Network virtualization technology allows multiple dedicated virtual networks (VNs) to efficiently share the underlying physical substrate network (SN) resources. In this way, a VN user can have a fully dedicated network, with full administrative control during its lifetime (Fukushima et al., 2013; Alaluna et al., 2019). Meanwhile, network virtualization ensures complete isolation and transparency among the co-existing VNs, which enable resource providers to achieve the desired security and management scalability while relieving the infrastructure provider from the detailed management responsibility (Su et al., 2013; Demirci and Ammar, 2014; Vijayakumar et al., 2018). For example, in a cloud platform, infrastructure providers can create a set of VNs that host various services to serve end-users. In this scenario, the IaaS providers (SPs) are responsible for allocating the appropriate substrate resources to construct the VNs, and the most challenging task facing an SP is to find an appropriate mapping between the nodes and links in the requested VN topology and the substrate nodes and links or paths, respectively. The objective of the SP is to find such a mapping while maximizing its net profit from selling the SN resources (Hammad et al., 2014; Zhang et al., 2014). Unfortunately, solving this problem is generally difficult if not impossible (Hsu and Shieh, 2013; Esposito et al., 2016).

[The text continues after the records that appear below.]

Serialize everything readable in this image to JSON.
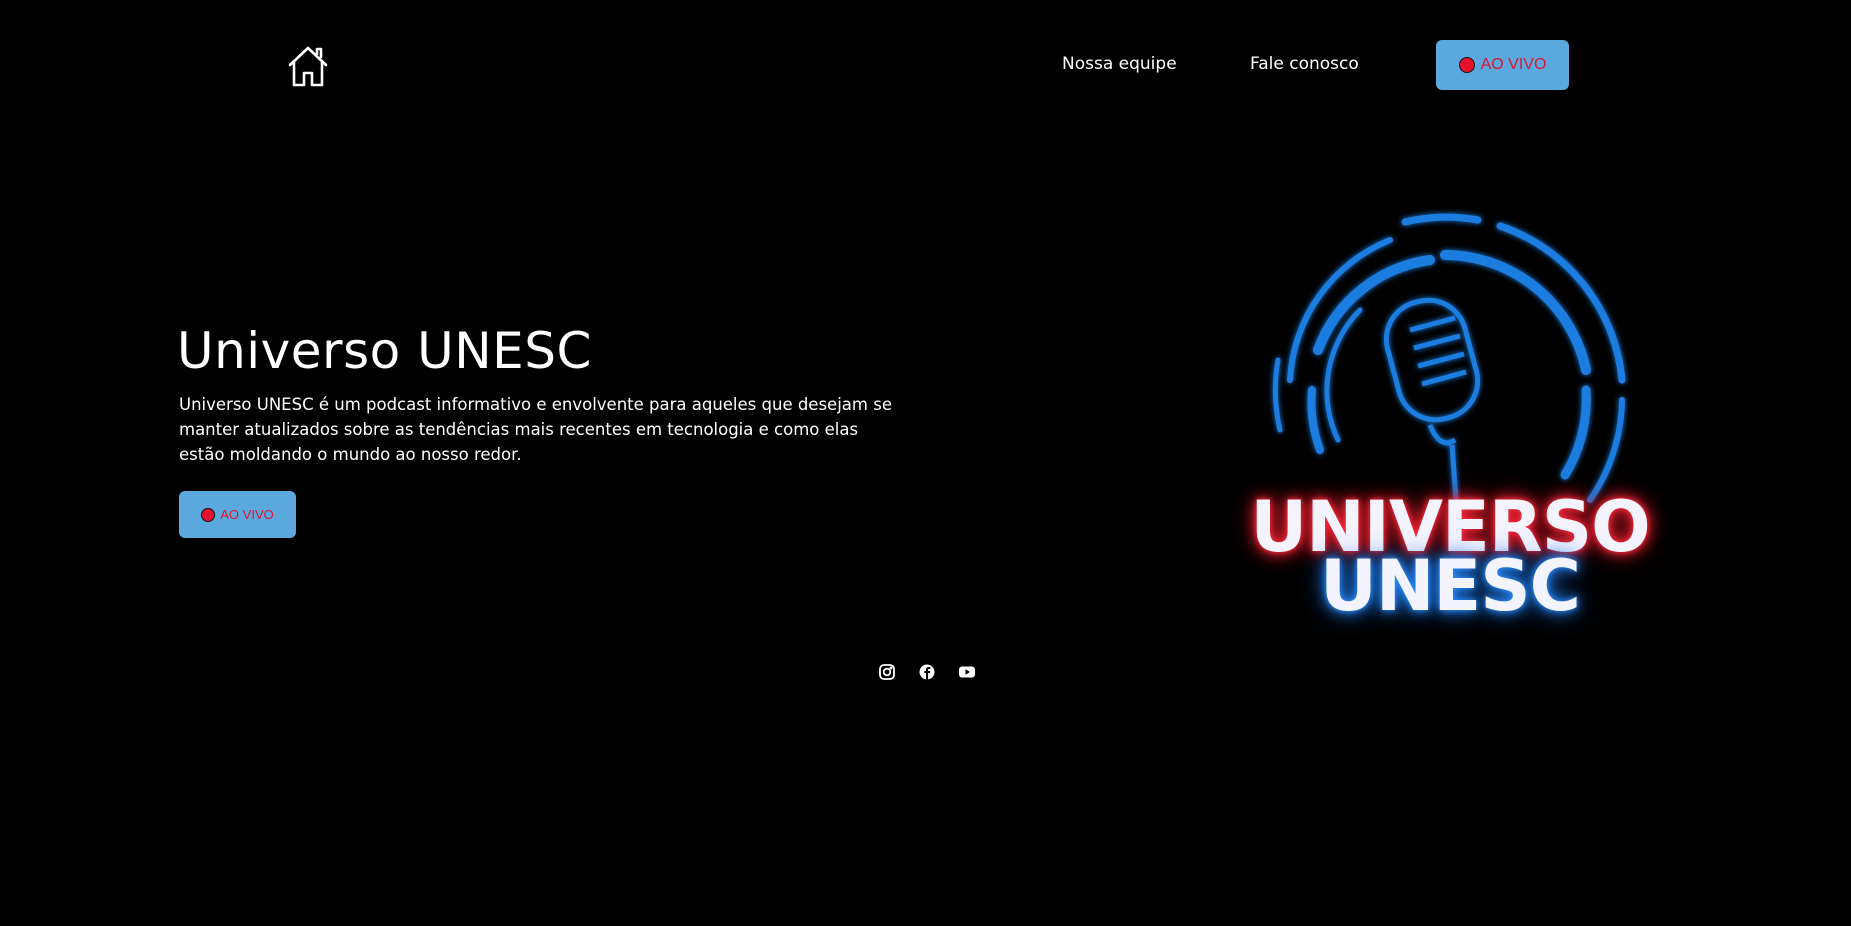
{
  "header": {
    "home_icon": "home-icon",
    "nav": [
      {
        "label": "Nossa equipe"
      },
      {
        "label": "Fale conosco"
      }
    ],
    "live_button": {
      "label": "AO VIVO",
      "icon": "red-dot-icon"
    }
  },
  "hero": {
    "title": "Universo UNESC",
    "description": "Universo UNESC é um podcast informativo e envolvente para aqueles que desejam se manter atualizados sobre as tendências mais recentes em tecnologia e como elas estão moldando o mundo ao nosso redor.",
    "live_button": {
      "label": "AO VIVO",
      "icon": "red-dot-icon"
    }
  },
  "logo": {
    "line1": "UNIVERSO",
    "line2": "UNESC",
    "icon": "microphone-icon"
  },
  "socials": [
    {
      "icon": "instagram-icon"
    },
    {
      "icon": "facebook-icon"
    },
    {
      "icon": "youtube-icon"
    }
  ],
  "colors": {
    "background": "#000000",
    "button_bg": "#5aa8de",
    "live_red": "#e0162e",
    "logo_blue": "#1e7de0",
    "logo_red_glow": "#ff2a3a"
  }
}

In this study, we take efforts on the resource pricing mechanism when using network virtualization in cloud environments. To overcome the demerits of existing price mechanisms in terms of efficiency and fairness, we present a game-based pricing model, in which virtual resource configuration and provision among VNs and SNs are defined as a two-phrase gaming model. In this gaming model, a cooperative gaming model is applied to optimize the resource benefits, while a non-cooperative gaming model is used to balance the user’s costs and provider’s benefits. To model price and resource usage sensitivity of the VN requests, we present a new dynamic VN model that employs utility functions to quantify the users’ value of the VN resource demands.
The rest of this paper is organized as follows. Section 2 presents the related work. In section 3, we describe the framework of the proposed gaming model and their solutions; In section 4, experiments are conducted to investigate the effectiveness of the proposed model. Finally, Section 5 concludes the paper with a brief discussion of the future work.